Now, I had always known that this story was my favourite Jane Austen novel- we own two movie versions, I've read it, and I love it more every time. But I didn't know that Anne Elliot was my favourite 18th century novel heroine. Well, she is. As I've listened to the audiobook on my bicycle this week, I've fallen in love with her- the real character, not the modernized girl-power one they show in the most recent movie. The book is kind of tragic at the beginning, everything is hopeless, Anne is twenty-seven and quite sure of her remaining single for the rest of her life. We follow her through a story of doing everything that He's Just Not That Into You warns us against: reading something into every single little action of Captain Wentworth and throwing over Mister Elliot (who is really into her) because of the tiny hope that the Captain might one day change his mind (but it's okay, Mr. Elliot turns out to be a jerk anyways).
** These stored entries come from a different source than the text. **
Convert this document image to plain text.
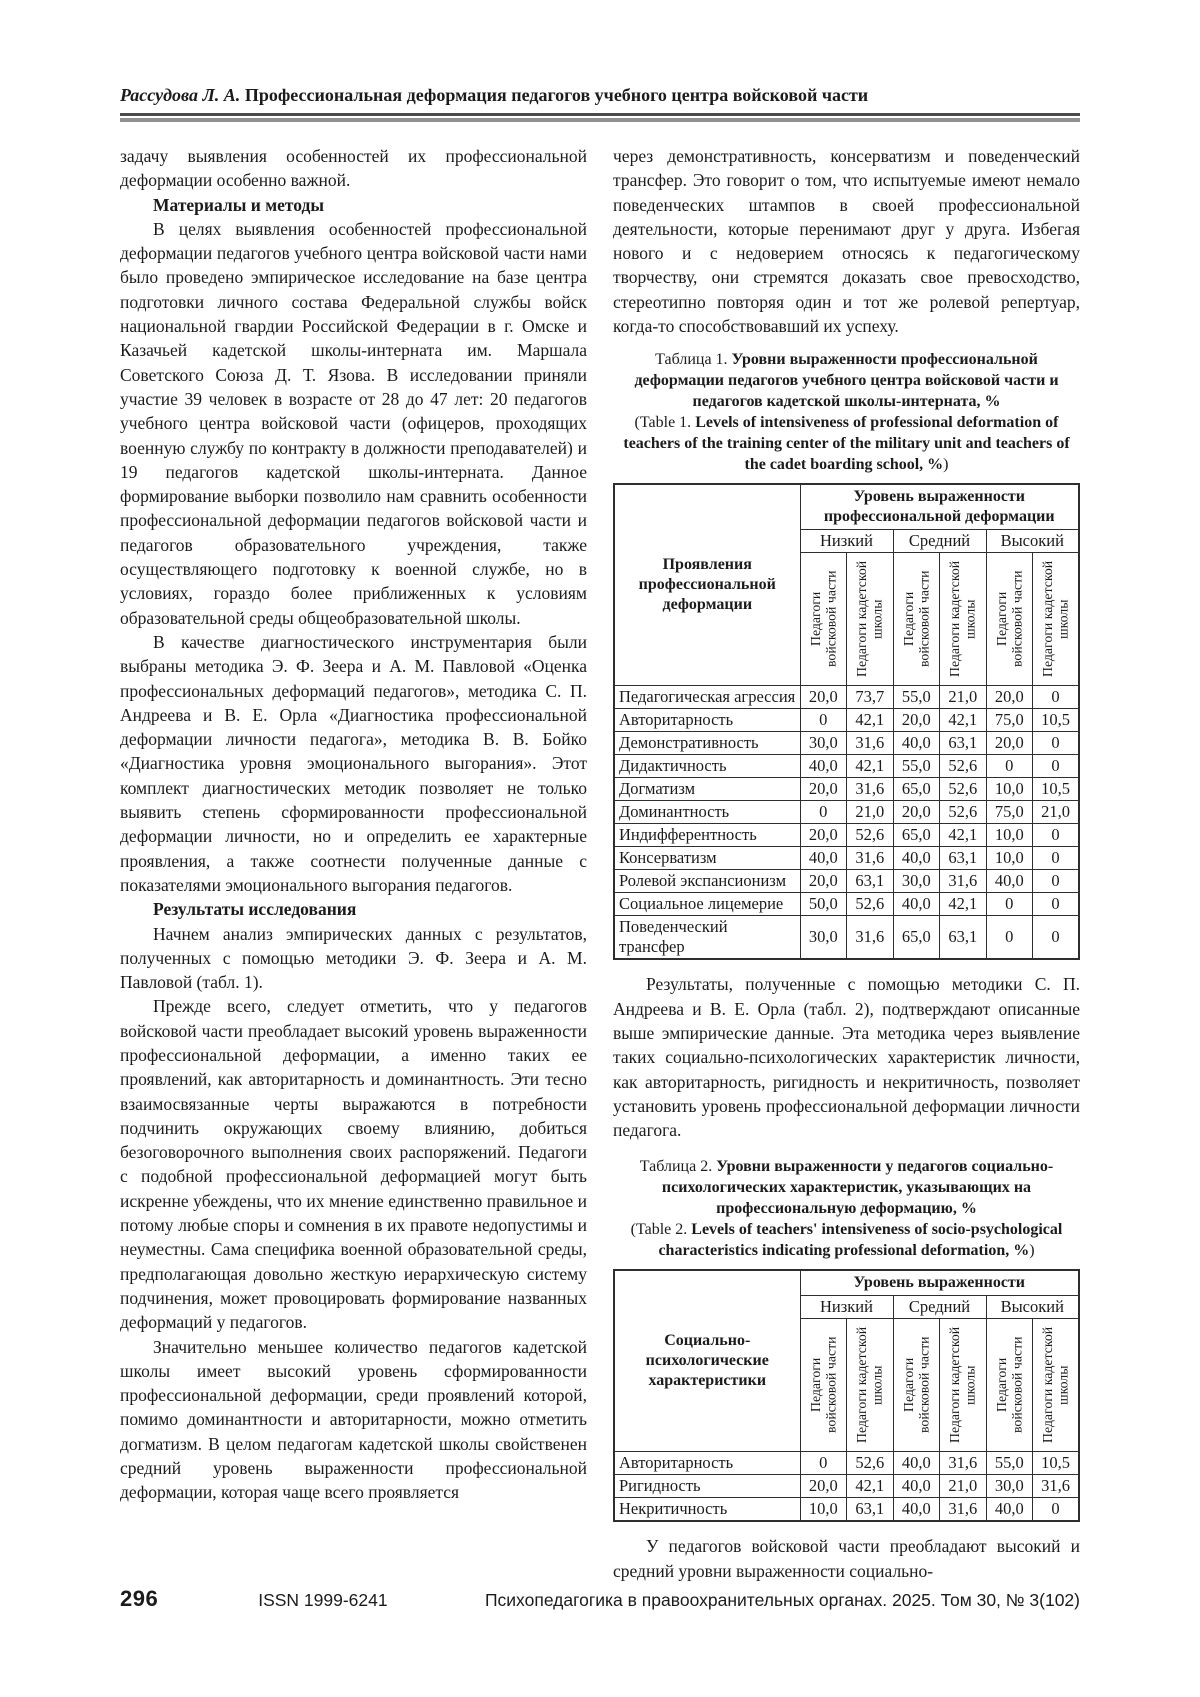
Рассудова Л. А. Профессиональная деформация педагогов учебного центра войсковой части

задачу выявления особенностей их профессиональной деформации особенно важной.

Материалы и методы

В целях выявления особенностей профессиональной деформации педагогов учебного центра войсковой части нами было проведено эмпирическое исследование на базе центра подготовки личного состава Федеральной службы войск национальной гвардии Российской Федерации в г. Омске и Казачьей кадетской школы-интерната им. Маршала Советского Союза Д. Т. Язова. В исследовании приняли участие 39 человек в возрасте от 28 до 47 лет: 20 педагогов учебного центра войсковой части (офицеров, проходящих военную службу по контракту в должности преподавателей) и 19 педагогов кадетской школы-интерната. Данное формирование выборки позволило нам сравнить особенности профессиональной деформации педагогов войсковой части и педагогов образовательного учреждения, также осуществляющего подготовку к военной службе, но в условиях, гораздо более приближенных к условиям образовательной среды общеобразовательной школы.

В качестве диагностического инструментария были выбраны методика Э. Ф. Зеера и А. М. Павловой «Оценка профессиональных деформаций педагогов», методика С. П. Андреева и В. Е. Орла «Диагностика профессиональной деформации личности педагога», методика В. В. Бойко «Диагностика уровня эмоционального выгорания». Этот комплект диагностических методик позволяет не только выявить степень сформированности профессиональной деформации личности, но и определить ее характерные проявления, а также соотнести полученные данные с показателями эмоционального выгорания педагогов.

Результаты исследования

Начнем анализ эмпирических данных с результатов, полученных с помощью методики Э. Ф. Зеера и А. М. Павловой (табл. 1).

Прежде всего, следует отметить, что у педагогов войсковой части преобладает высокий уровень выраженности профессиональной деформации, а именно таких ее проявлений, как авторитарность и доминантность. Эти тесно взаимосвязанные черты выражаются в потребности подчинить окружающих своему влиянию, добиться безоговорочного выполнения своих распоряжений. Педагоги с подобной профессиональной деформацией могут быть искренне убеждены, что их мнение единственно правильное и потому любые споры и сомнения в их правоте недопустимы и неуместны. Сама специфика военной образовательной среды, предполагающая довольно жесткую иерархическую систему подчинения, может провоцировать формирование названных деформаций у педагогов.

Значительно меньшее количество педагогов кадетской школы имеет высокий уровень сформированности профессиональной деформации, среди проявлений которой, помимо доминантности и авторитарности, можно отметить догматизм. В целом педагогам кадетской школы свойственен средний уровень выраженности профессиональной деформации, которая чаще всего проявляется

через демонстративность, консерватизм и поведенческий трансфер. Это говорит о том, что испытуемые имеют немало поведенческих штампов в своей профессиональной деятельности, которые перенимают друг у друга. Избегая нового и с недоверием относясь к педагогическому творчеству, они стремятся доказать свое превосходство, стереотипно повторяя один и тот же ролевой репертуар, когда-то способствовавший их успеху.

Таблица 1. Уровни выраженности профессиональной деформации педагогов учебного центра войсковой части и педагогов кадетской школы-интерната, %
(Table 1. Levels of intensiveness of professional deformation of teachers of the training center of the military unit and teachers of the cadet boarding school, %)
Проявления профессиональной деформации	Уровень выраженности профессиональной деформации					
	Низкий		Средний		Высокий	

	Педагоги войсковой части	Педагоги кадетской школы	Педагоги войсковой части	Педагоги кадетской школы	Педагоги войсковой части	Педагоги кадетской школы

Педагогическая агрессия	20,0	73,7	55,0	21,0	20,0	0
Авторитарность	0	42,1	20,0	42,1	75,0	10,5
Демонстративность	30,0	31,6	40,0	63,1	20,0	0
Дидактичность	40,0	42,1	55,0	52,6	0	0
Догматизм	20,0	31,6	65,0	52,6	10,0	10,5
Доминантность	0	21,0	20,0	52,6	75,0	21,0
Индифферентность	20,0	52,6	65,0	42,1	10,0	0
Консерватизм	40,0	31,6	40,0	63,1	10,0	0
Ролевой экспансионизм	20,0	63,1	30,0	31,6	40,0	0
Социальное лицемерие	50,0	52,6	40,0	42,1	0	0
Поведенческий трансфер	30,0	31,6	65,0	63,1	0	0

Результаты, полученные с помощью методики С. П. Андреева и В. Е. Орла (табл. 2), подтверждают описанные выше эмпирические данные. Эта методика через выявление таких социально-психологических характеристик личности, как авторитарность, ригидность и некритичность, позволяет установить уровень профессиональной деформации личности педагога.

Таблица 2. Уровни выраженности у педагогов социально-психологических характеристик, указывающих на профессиональную деформацию, %
(Table 2. Levels of teachers' intensiveness of socio-psychological characteristics indicating professional deformation, %)
Социально-психологические характеристики	Уровень выраженности					
	Низкий		Средний		Высокий	

	Педагоги войсковой части	Педагоги кадетской школы	Педагоги войсковой части	Педагоги кадетской школы	Педагоги войсковой части	Педагоги кадетской школы

Авторитарность	0	52,6	40,0	31,6	55,0	10,5
Ригидность	20,0	42,1	40,0	21,0	30,0	31,6
Некритичность	10,0	63,1	40,0	31,6	40,0	0

У педагогов войсковой части преобладают высокий и средний уровни выраженности социально-

296	ISSN 1999-6241	Психопедагогика в правоохранительных органах. 2025. Том 30, № 3(102)
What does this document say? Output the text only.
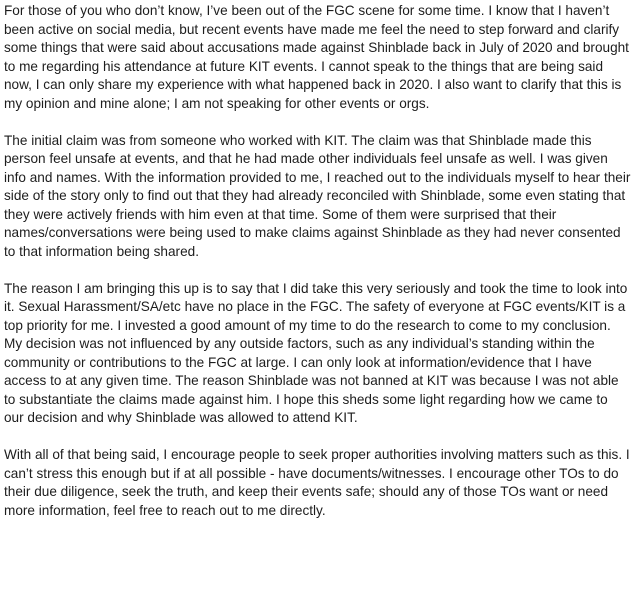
For those of you who don’t know, I’ve been out of the FGC scene for some time. I know that I haven’t been active on social media, but recent events have made me feel the need to step forward and clarify some things that were said about accusations made against Shinblade back in July of 2020 and brought to me regarding his attendance at future KIT events. I cannot speak to the things that are being said now, I can only share my experience with what happened back in 2020. I also want to clarify that this is my opinion and mine alone; I am not speaking for other events or orgs.

The initial claim was from someone who worked with KIT. The claim was that Shinblade made this person feel unsafe at events, and that he had made other individuals feel unsafe as well. I was given info and names. With the information provided to me, I reached out to the individuals myself to hear their side of the story only to find out that they had already reconciled with Shinblade, some even stating that they were actively friends with him even at that time. Some of them were surprised that their names/conversations were being used to make claims against Shinblade as they had never consented to that information being shared.

The reason I am bringing this up is to say that I did take this very seriously and took the time to look into it. Sexual Harassment/SA/etc have no place in the FGC. The safety of everyone at FGC events/KIT is a top priority for me. I invested a good amount of my time to do the research to come to my conclusion. My decision was not influenced by any outside factors, such as any individual’s standing within the community or contributions to the FGC at large. I can only look at information/evidence that I have access to at any given time. The reason Shinblade was not banned at KIT was because I was not able to substantiate the claims made against him. I hope this sheds some light regarding how we came to our decision and why Shinblade was allowed to attend KIT.

With all of that being said, I encourage people to seek proper authorities involving matters such as this. I can’t stress this enough but if at all possible - have documents/witnesses. I encourage other TOs to do their due diligence, seek the truth, and keep their events safe; should any of those TOs want or need more information, feel free to reach out to me directly.
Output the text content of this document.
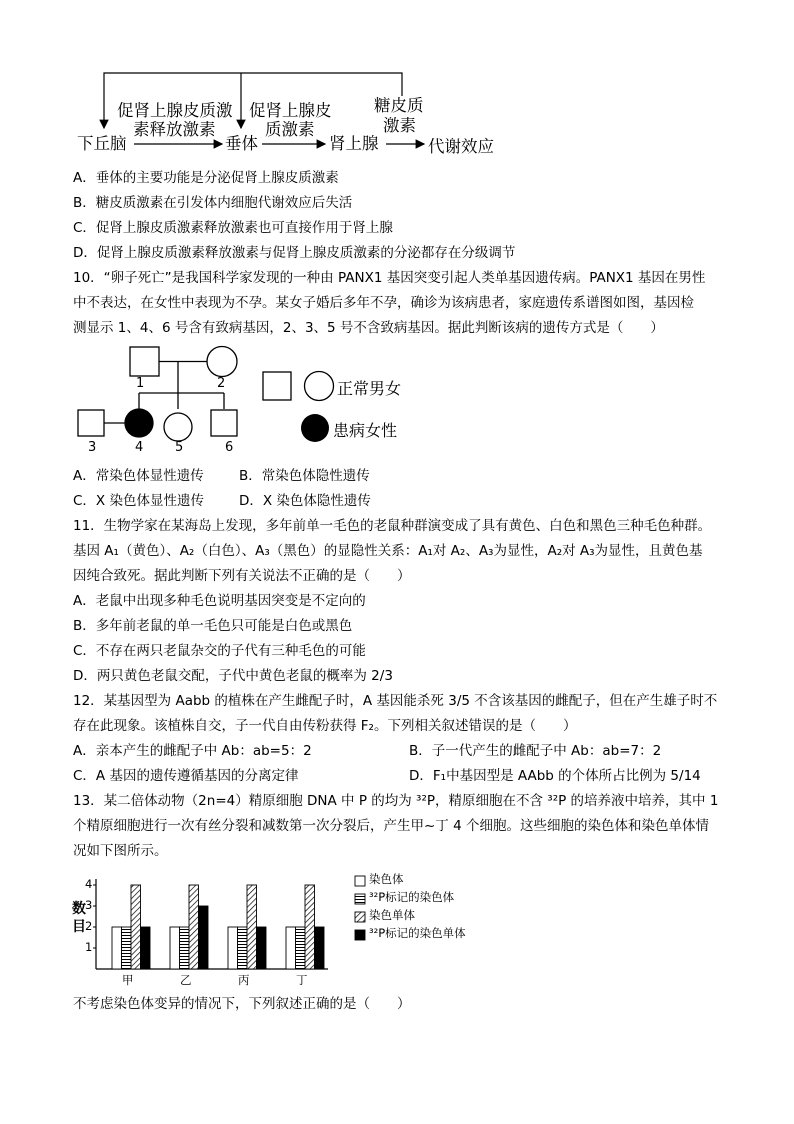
促肾上腺皮质激
素释放激素
促肾上腺皮
质激素
糖皮质
激素
下丘脑	垂体	肾上腺	代谢效应
A．垂体的主要功能是分泌促肾上腺皮质激素
B．糖皮质激素在引发体内细胞代谢效应后失活
C．促肾上腺皮质激素释放激素也可直接作用于肾上腺
D．促肾上腺皮质激素释放激素与促肾上腺皮质激素的分泌都存在分级调节
10．“卵子死亡”是我国科学家发现的一种由 PANX1 基因突变引起人类单基因遗传病。PANX1 基因在男性
中不表达，在女性中表现为不孕。某女子婚后多年不孕，确诊为该病患者，家庭遗传系谱图如图，基因检
测显示 1、4、6 号含有致病基因，2、3、5 号不含致病基因。据此判断该病的遗传方式是（　　）
1	2
3	4 5	6
正常男女
患病女性
A．常染色体显性遗传	B．常染色体隐性遗传
C．X 染色体显性遗传	D．X 染色体隐性遗传
11．生物学家在某海岛上发现，多年前单一毛色的老鼠种群演变成了具有黄色、白色和黑色三种毛色种群。
基因 A₁（黄色）、A₂（白色）、A₃（黑色）的显隐性关系：A₁对 A₂、A₃为显性，A₂对 A₃为显性，且黄色基
因纯合致死。据此判断下列有关说法不正确的是（　　）
A．老鼠中出现多种毛色说明基因突变是不定向的
B．多年前老鼠的单一毛色只可能是白色或黑色
C．不存在两只老鼠杂交的子代有三种毛色的可能
D．两只黄色老鼠交配，子代中黄色老鼠的概率为 2/3
12．某基因型为 Aabb 的植株在产生雌配子时，A 基因能杀死 3/5 不含该基因的雌配子，但在产生雄子时不
存在此现象。该植株自交，子一代自由传粉获得 F₂。下列相关叙述错误的是（　　）
A．亲本产生的雌配子中 Ab：ab=5：2	B．子一代产生的雌配子中 Ab：ab=7：2
C．A 基因的遗传遵循基因的分离定律	D．F₁中基因型是 AAbb 的个体所占比例为 5/14
13．某二倍体动物（2n=4）精原细胞 DNA 中 P 的均为 ³²P，精原细胞在不含 ³²P 的培养液中培养，其中 1
个精原细胞进行一次有丝分裂和减数第一次分裂后，产生甲~丁 4 个细胞。这些细胞的染色体和染色单体情
况如下图所示。
1
2
3
4
数
目
甲	乙	丙	丁
染色体
³²P标记的染色体
染色单体
³²P标记的染色单体
不考虑染色体变异的情况下，下列叙述正确的是（　　）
But in doing all this, Anne finds that like Gigi in the movie version of He's Just Not That Into You, she too is the exception to the rule. Love can find you after an eight-year hiatus, men can forgive you for breaking their hearts, and they'll even sometimes prefer a twenty-seven year-old with good sense and a kind heart to an eighteen year-old with spunk and good looks.
Anne Elliot is an inspiration to us all.
3 comments:
I don't want to be pedantic, but.. ok, yes I do: technically Jane Austin never wrote any novels in the 18th century, unless you're counting her earlier works, such as Lady Susan (not a novel in the current sense, but more of a series of documents). Since the 18th century ended in 1800, She's pretty firmly a 19th century novelist, as are (I'm assuming) everyone else on your sisters list.
That's probably what she meant. And what I meant. Sometimes it gets so confusing to have the 1800s be the 19th century...
Forget which century she fall under, who care? In the end, Anne Elliott is a wonderful heroine who gets her dream after she has lived for years thinking that she's lost it forever. Would that we all shared her fortune.